Prompted by a desire to keep Quebec in the federation, Canada pioneered this incoherent approach to safeguarding rights back in the 1970s and 1980s--and other countries, alas, have followed Canada's lead. The notion of 'collective rights' has now taken hold everywhere, and has become a pretext for elevating what are essentially the practical concerns and interests of different population groups, variously defined (from provinces to 'peoples' to 'distinctive cultures,' etc.), over constitutional protections for individuals.
Far from "disproportionately affecting marginalized communities," it is these communities themselves that have predictably proved the most enthusiastic exploiters of our constitution's rights loophole. You want to educate your children in English? Sorry... what politicians deem the group's best interests decree they must be educated in French, "notwithstanding" your clear right to choose otherwise. This has never made sense, either from the viewpoint of logical consistency or even as a practical matter. Precedents that undermine individual rights threaten all citizens alike, whatever population group they belong to; and how can politicians responsible to voters who actually elected them pretend to speak for voters yet unborn? Who knows what language citizens in a certain geographic area may prefer speaking a hundred years from now? Shouldn't they be free to determine this for themselves? Culture can't be frozen legislatively: it evolves or it dies. Culture is an evolutionary product to begin with: if you think yours is particularly distinctive it's because it became so by serving your population group's ever-changing needs.

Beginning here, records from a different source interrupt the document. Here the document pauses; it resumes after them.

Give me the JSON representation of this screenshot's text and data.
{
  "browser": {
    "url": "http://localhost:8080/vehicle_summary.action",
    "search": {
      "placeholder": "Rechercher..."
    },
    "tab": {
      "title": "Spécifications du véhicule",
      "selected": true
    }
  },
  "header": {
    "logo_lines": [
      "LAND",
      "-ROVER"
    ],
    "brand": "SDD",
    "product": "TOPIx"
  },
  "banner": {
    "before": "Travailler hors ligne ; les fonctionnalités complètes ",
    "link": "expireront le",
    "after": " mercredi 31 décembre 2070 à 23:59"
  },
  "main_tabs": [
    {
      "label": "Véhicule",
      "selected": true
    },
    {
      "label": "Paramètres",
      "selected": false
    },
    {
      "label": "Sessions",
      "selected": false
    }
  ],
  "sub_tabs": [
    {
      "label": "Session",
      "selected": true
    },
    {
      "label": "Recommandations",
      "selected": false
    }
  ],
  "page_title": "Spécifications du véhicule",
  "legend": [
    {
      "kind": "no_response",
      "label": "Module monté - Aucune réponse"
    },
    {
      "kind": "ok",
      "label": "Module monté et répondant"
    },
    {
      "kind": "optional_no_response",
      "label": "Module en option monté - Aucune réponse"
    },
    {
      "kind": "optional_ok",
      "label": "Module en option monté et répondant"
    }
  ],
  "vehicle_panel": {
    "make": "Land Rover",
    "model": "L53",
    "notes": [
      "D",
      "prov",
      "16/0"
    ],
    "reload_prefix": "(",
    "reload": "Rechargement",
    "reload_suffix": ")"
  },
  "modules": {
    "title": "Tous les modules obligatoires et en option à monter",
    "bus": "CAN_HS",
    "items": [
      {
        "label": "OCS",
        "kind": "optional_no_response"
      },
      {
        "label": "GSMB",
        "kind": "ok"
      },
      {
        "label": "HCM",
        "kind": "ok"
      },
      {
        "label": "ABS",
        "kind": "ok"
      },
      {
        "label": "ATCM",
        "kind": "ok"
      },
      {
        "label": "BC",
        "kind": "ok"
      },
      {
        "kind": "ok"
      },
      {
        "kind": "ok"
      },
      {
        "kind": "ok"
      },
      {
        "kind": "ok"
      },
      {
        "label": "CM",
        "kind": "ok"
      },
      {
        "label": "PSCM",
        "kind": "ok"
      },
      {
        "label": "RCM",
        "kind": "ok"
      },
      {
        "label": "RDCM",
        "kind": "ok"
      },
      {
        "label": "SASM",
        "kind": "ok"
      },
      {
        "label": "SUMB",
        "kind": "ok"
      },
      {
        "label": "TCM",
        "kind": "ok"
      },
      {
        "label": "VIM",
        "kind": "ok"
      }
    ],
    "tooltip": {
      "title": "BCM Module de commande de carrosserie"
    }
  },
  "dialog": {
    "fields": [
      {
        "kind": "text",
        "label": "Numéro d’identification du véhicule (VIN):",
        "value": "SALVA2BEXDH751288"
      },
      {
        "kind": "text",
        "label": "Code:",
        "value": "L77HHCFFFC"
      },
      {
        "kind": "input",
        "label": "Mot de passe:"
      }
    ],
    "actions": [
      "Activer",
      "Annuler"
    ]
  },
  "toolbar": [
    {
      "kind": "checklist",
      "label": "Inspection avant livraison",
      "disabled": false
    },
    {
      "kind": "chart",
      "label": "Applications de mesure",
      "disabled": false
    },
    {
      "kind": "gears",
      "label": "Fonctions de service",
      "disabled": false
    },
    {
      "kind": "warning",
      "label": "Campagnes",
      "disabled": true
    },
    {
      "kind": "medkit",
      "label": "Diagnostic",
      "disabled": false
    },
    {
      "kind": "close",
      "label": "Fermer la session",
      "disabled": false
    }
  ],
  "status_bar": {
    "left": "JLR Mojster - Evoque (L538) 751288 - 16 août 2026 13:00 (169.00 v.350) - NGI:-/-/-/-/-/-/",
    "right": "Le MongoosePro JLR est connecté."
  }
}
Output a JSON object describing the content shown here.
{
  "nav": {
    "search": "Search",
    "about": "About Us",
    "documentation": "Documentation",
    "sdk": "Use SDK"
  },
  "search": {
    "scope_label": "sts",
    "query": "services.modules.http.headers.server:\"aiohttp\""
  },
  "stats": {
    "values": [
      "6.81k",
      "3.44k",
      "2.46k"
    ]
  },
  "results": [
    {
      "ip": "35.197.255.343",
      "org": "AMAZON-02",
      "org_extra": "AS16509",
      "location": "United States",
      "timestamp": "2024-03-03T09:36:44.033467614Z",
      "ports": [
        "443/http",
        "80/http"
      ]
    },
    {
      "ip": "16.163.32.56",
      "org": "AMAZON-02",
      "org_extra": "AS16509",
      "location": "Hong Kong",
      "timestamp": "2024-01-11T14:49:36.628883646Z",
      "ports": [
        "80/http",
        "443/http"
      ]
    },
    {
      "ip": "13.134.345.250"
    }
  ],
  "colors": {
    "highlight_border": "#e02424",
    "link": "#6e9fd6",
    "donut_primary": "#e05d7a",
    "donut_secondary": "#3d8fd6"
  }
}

Groups have no rights over and above the rights of the individuals who make up the groups. Adding your rights to mine doesn't create a group of two with twice the rights, just an abstraction; and to the extent we imagine we can subtract rights from ourselves and transfer them to this abstraction we simply commit a category mistake. This is the incoherence that lies at the heart of our constitution and of all 'group identity' politics; and, yes, it promises intractable dilemmas in the years to come if we fail to acknowledge and remedy the problem. That process will be anything but easy, and not just because many groups won't perceive such remedy as being in their best interest. As Nietzsche said, "An error that becomes respectable is an error that possesses one seductive charm more," and what's more seductive and respectable than the siren song of tribalism?
And yet... this isn't rocket science. As an individual I can't abridge your rights: I certainly couldn't tell you in what language your children have to be educated. But wait: if I join the right population group and chant "notwithstanding," then I can tell you exactly that. Surely it doesn't take a genius to see that any constitution permitting this kind of sidestep has serious limitations as a rights safeguard.